The minister then calls the orphan to stand in front of his chair. “Do you know where the wicked go after death?” he asks threateningly.

“They go to hell,” she replies.

“And what is hell? Can you tell me that?”

“A pit full of fire.”

“And should you like to fall into that pit, and to be burning there for ever?”

“No, sir.”

“What must you do to avoid it?”

This was a subject Jane had not covered in catechism, so she was on uncertain ground when she answered, “I must keep in good health, and not die.” [This dialogue has been reconstructed from the text of Charlotte Brontë, Jane Eyre (New York: Barnes & Noble, 1993), p. 27].

I won’t recount the rest of the dialogue, but you get the picture. The Rev. Mr. Brocklehurst is threatening and abusive. He embodies the law of God without displaying the grace of the gospel. He is the kind of minister you would hate to see on your doorstep with a tract in his hand. As the movie continues, he is increasingly sanctimonious, hypocritical, vengeful, and violent.

“There’s a Window on the World in this,” I told Lisa on the way home, “about the way the secular media portrays clergy. “Unless they are effeminate, ministers are always portrayed as child molesters or serial killers. It is not just that they are weak and irrelevant, they are downright evil.” I was certain that Zeffirelli had made Brocklehurst into a caricature of the character in Brontë’s novel.

I was wrong. Cora Hogue, who is our pastoral assistant for counseling, also went to see Jane Eyre and shared my desire to see how the book compared with the film. “The minister isn’t as bad in the book as he is in the movie,” she told me a few days later. “He’s worse!” It turns out, much to my surprise, that the portrait of Mr. Brocklehurst in the Zeffirelli film is faithful to the Brontë novel. That gives us a good lesson in the importance of getting our facts straight, and also a good lesson in not exaggerating the evils of contemporary culture. Things are bad, but they are not as bad as they could be.

It also means that Charlotte Brontë has something to teach us about hypocrisy in the church. When Jane Eyre was published, some of its first readers were alarmed by its portrayal of Christianity. They displayed the kind of misguided zeal I displayed when I saw the film. In her preface to the second edition of Jane Eyre, Charlotte Brontë answered her critics. Apparently, some readers had mistaken Brontë’s portrayal of the Rev. Mr. Brocklehurst for an attack on Christianity, or even for an attack on Christ. This criticism had a harsh bite to it because the Brontë sisters were the daughters of an Anglican minister.

Brontë used her preface to explain that her real motives were to strengthen the church, not to undermine its ministry.
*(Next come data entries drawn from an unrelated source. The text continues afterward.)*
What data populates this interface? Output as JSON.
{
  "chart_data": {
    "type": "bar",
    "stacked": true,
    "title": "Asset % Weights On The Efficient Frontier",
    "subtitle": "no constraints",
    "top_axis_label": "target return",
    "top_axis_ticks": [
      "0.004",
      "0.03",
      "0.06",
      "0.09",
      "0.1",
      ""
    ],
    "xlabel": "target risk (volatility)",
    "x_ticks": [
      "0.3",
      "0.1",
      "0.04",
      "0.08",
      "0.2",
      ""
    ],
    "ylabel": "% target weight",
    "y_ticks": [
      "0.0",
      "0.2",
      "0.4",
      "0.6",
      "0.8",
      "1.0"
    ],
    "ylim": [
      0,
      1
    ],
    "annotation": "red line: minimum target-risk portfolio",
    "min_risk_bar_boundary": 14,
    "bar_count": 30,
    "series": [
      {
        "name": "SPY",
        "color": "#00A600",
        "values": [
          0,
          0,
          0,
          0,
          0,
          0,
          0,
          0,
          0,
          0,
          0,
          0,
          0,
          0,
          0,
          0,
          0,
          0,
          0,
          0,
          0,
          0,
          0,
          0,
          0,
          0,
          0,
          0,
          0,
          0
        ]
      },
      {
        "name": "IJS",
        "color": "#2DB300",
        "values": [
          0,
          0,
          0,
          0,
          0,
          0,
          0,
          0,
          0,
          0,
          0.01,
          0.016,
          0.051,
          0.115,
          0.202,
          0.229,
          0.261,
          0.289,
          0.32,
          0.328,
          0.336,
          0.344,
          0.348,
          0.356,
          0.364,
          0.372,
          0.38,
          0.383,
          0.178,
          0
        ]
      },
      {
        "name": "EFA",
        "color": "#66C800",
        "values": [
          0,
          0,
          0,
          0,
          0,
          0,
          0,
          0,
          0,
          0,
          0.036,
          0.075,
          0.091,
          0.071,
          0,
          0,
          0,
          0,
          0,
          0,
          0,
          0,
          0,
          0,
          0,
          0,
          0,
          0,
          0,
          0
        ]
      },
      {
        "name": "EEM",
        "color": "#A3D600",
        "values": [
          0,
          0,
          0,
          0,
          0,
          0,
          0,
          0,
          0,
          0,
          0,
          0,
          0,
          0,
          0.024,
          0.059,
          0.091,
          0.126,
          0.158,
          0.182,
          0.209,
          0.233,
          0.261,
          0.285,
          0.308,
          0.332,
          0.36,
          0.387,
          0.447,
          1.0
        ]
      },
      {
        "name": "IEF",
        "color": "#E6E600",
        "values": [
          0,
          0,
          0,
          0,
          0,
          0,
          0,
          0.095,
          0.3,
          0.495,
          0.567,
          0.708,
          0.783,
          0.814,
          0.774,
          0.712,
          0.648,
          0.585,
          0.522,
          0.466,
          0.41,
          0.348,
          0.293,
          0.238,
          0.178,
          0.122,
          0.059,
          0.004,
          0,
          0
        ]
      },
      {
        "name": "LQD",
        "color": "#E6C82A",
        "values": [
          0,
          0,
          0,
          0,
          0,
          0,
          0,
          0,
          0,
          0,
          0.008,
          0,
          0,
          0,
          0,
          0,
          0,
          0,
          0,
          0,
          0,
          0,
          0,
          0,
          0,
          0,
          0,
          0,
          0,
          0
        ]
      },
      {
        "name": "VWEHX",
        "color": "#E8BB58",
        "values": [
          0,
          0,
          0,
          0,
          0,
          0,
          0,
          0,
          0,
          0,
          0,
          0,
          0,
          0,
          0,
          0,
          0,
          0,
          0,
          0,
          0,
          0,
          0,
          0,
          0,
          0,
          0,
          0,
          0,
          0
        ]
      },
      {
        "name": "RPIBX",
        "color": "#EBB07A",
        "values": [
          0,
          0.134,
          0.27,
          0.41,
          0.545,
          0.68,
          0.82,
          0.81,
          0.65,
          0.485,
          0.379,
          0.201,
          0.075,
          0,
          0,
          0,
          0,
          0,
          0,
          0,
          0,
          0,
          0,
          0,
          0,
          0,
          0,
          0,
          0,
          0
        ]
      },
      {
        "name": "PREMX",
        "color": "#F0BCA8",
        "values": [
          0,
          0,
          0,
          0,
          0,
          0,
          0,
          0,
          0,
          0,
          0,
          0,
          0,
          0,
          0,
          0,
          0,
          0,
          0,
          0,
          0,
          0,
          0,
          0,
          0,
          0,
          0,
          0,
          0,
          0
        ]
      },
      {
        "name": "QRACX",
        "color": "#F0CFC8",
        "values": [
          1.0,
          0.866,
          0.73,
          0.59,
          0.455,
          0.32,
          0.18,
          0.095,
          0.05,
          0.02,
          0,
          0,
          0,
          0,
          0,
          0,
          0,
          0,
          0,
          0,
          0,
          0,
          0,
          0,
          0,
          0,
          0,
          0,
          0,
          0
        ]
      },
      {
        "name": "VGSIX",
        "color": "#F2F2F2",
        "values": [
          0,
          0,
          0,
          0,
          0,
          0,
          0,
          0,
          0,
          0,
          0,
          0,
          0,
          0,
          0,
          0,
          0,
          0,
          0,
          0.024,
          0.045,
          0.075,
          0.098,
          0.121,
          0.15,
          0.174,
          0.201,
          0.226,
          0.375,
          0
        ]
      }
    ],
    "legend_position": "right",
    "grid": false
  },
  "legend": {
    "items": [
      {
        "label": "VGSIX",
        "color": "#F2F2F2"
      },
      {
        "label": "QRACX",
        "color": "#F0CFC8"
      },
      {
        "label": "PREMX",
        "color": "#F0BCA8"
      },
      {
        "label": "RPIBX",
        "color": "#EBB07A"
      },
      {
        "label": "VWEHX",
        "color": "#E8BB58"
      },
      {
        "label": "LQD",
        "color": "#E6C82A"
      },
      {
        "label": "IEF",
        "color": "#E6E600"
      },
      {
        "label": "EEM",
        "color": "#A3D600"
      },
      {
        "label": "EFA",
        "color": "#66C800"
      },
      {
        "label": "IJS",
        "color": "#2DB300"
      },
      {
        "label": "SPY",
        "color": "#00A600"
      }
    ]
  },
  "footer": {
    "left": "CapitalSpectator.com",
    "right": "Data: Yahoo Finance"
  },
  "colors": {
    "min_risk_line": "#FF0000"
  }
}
She was not attacking Jesus Christ, she was merely attacking those who called themselves “Christians” but did not live for Christ. “Self-righteousness is not religion,” Brontë observed. “To attack the first is not to assail the last. To pluck the mask from the face of the Pharisee, is not to lift an impious hand to the Crown of Thorns” [Jane Eyre, v].

That is an especially perceptive comment: “To pluck the mask from the face of the Pharisee, is not to lift an impious hand to the Crown of Thorns.” Too often, our outrage about the way Christians are portrayed in the secular media is prompted by our own pride rather than by true zeal for the glory of Christ. We worry too much about what other people think of us. We are too quick to defend our own righteousness, which is indefensible.

One of the values of Jane Eyre–both the movie and the book–is that it plucks the mask from our own faces. What we ought to see in the Rev. Mr. Brocklehurst is a little bit of ourselves, especially those of us who are ministers. Like Brocklehurst, many of us are more effective at preaching the law than we are at living by grace, and there is something diabolical about that, after all.